I am trying to change the location spark writes temporary files to. Everything I've found online says to set this by setting the SPARK_LOCAL_DIRS
parameter in the spark-env.sh
file, but I am not having any luck with the changes actually taking effect.
Here is what I've done:
- Created a 2-worker test cluster using Amazon EC2 instances. I'm using spark 2.2.0 and the R
sparklyr
package as a front end. The worker nodes are spun up using an auto scaling group. - Created a directory to store temporary files in at
/tmp/jaytest
. There is one of these in each worker and one in the master. - Puttied into the spark master machine and the two workers, navigated to
home/ubuntu/spark-2.2.0-bin-hadoop2.7/conf/spark-env.sh
, and modified the file to contain this line:SPARK_LOCAL_DIRS="/tmp/jaytest"

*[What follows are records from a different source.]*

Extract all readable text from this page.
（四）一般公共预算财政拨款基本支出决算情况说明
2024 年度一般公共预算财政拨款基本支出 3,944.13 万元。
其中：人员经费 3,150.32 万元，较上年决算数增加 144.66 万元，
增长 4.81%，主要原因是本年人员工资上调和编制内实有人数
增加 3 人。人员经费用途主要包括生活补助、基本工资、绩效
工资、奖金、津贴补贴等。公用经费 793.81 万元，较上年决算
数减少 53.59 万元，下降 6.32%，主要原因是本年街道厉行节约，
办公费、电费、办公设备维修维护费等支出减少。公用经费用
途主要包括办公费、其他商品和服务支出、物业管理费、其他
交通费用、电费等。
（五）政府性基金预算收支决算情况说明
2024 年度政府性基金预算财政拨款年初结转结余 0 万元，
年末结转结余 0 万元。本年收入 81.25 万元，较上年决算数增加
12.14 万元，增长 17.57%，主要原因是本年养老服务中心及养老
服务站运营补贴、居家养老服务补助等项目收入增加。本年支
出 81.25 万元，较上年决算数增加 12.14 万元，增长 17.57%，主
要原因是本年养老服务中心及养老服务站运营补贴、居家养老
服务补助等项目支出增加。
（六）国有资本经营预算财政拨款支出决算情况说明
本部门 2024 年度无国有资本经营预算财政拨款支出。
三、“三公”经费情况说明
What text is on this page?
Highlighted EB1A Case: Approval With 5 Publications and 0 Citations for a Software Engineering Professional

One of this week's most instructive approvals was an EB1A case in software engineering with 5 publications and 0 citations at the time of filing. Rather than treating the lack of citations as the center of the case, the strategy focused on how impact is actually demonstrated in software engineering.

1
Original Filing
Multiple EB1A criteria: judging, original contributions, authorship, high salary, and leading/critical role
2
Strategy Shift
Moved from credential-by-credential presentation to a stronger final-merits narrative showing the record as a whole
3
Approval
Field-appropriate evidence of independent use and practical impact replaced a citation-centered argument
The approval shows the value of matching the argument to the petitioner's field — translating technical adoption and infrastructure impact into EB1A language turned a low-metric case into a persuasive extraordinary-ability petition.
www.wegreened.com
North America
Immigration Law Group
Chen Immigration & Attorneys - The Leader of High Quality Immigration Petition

Permissions for each of the spark-env.sh
files are -rwxr-xr-x
, and for the jaytest folders are drwxrwxr-x
.
As far as I can tell this is in line with all the advice I've read online. However, when I load some data into the cluster it still ends up in /tmp
, rather than /tmp/jaytest
.
I have also tried setting the spark.local.dir
parameter to the same directory, but also no luck.
Can someone please advise on what I might be missing here?
Edit: I'm running this as a standalone cluster (as the answer below indicates that the correct parameter to set depends on the cluster type).